Harold Budd & Hector Zazou – “Glyph”

Pop Rock

6 de Dezembro de 1995
Álbuns poprock

Tempos de seca

HAROLD BUDD & HECTOR ZAZOU
Glyph (6)

Made to Measure, distri. Megamúsica


hb

Harold Budd e Hector Zazou, muito juntinhos, aderiram à moda da “etno-seca”. Caso fossem outros, a coisa passava com uma piada. Mas, dado que são quem são, convirá fazer alguns esclarecimentos. A temível, anedótica ribombante batida “seca” (vamos chamar-lhe assim, para abreviar e dado que a contrapartida “etno” até nem está presente neste disco) é rigorosamente igual em todos os discos onde aparece. Não acreditamos que dezenas, centenas de músicos tenham ouvido na cabeça ou sentido no coração o mesmo ritmo. Trata-se então de um modelo de produção. Que soa a falso.
Veja-se: no contexto em que se insere – seja no étnico de fusão ou no ambiental ritmado -, a batida “seca” está a mais. O lado étnico dispensa-a porque já tem os seus ritmos próprios e naturais. O ambiental, por seu lado, não tem ritmo nenhum. Logo, qualquer acrescento “antinatura” soa como intruso. A batida “seca” é um compromisso. Uma tentativa de tornar acessíveis, logo, mais comercializáveis, dois campos musicais considerados “difíceis”. Não é carne nem peixe, mas uma excrescência monstruosa. E incómoda. Neste sentido, a “seca” equipara-se ao “disco-sound” dos anos 70. O que de início constituiu alguma inovação transformou-se em poluição.
Abstraindo-nos deste pequeno senão, “Glyph” evidencia algumas das traves-mestras sobre as quais repousam as obras passadas de Budd e Zazou.

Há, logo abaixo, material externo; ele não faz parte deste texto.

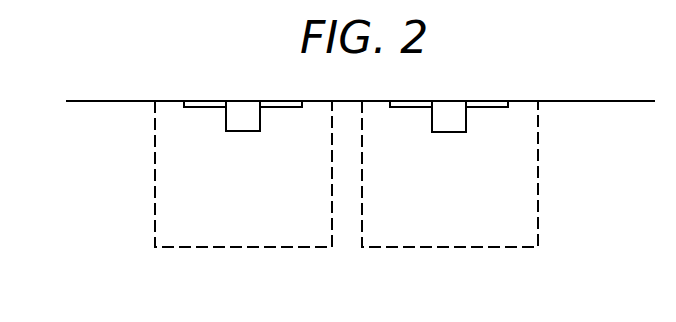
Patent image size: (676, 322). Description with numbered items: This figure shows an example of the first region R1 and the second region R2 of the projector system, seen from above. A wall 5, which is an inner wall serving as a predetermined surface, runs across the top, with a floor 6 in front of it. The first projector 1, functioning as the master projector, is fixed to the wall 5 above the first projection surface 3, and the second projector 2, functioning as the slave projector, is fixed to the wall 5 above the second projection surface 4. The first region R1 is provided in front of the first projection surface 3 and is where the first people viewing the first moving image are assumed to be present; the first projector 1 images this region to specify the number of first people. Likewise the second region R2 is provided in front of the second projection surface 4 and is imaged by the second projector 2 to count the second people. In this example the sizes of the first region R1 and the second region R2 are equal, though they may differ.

As aguarelas de orvalho do pianista, a relojoaria fractal do argelino naturalizado francês.
Os títulos, cuidadosamente escolhidos, são invenções do autor de “Plateaux of Mirror”, conhecido pelo seu gosto pela escultura fonética e poética das palavras. De Budd decorrem ainda as sequências declamadas, pontuando as diversas geometrias instrumentais, algo que o pianista introduziu na sua estética a partir de “By Dawn’s Early Light”, álbum de 1991. Zazou contribui com as notas discordantes, provocando alguma inquietação e ondas mais picadas nas águas quase sempre serenas de “Glyph”. Entre os poemas, a contemplação e a “seca” rítmica, ainda se arranjou espaço para uma canção sem sal na voz de Lian Amber. Na ficha técnica, além do habitual colaborador de Zazou, Renault Pion, encontramos os nomes de B.J. Cole, Barbara Gogan (não canta, apenas toca guitarra), Mark isham, Lone Kent e Brendan Perry.
Budd, Zazou e tantos outros que se deixaram adormecer à sombra de Brian Eno andam a precisas que se lhes espete um alfinete num sítio que eu cá sei. Para ver se arrebitam.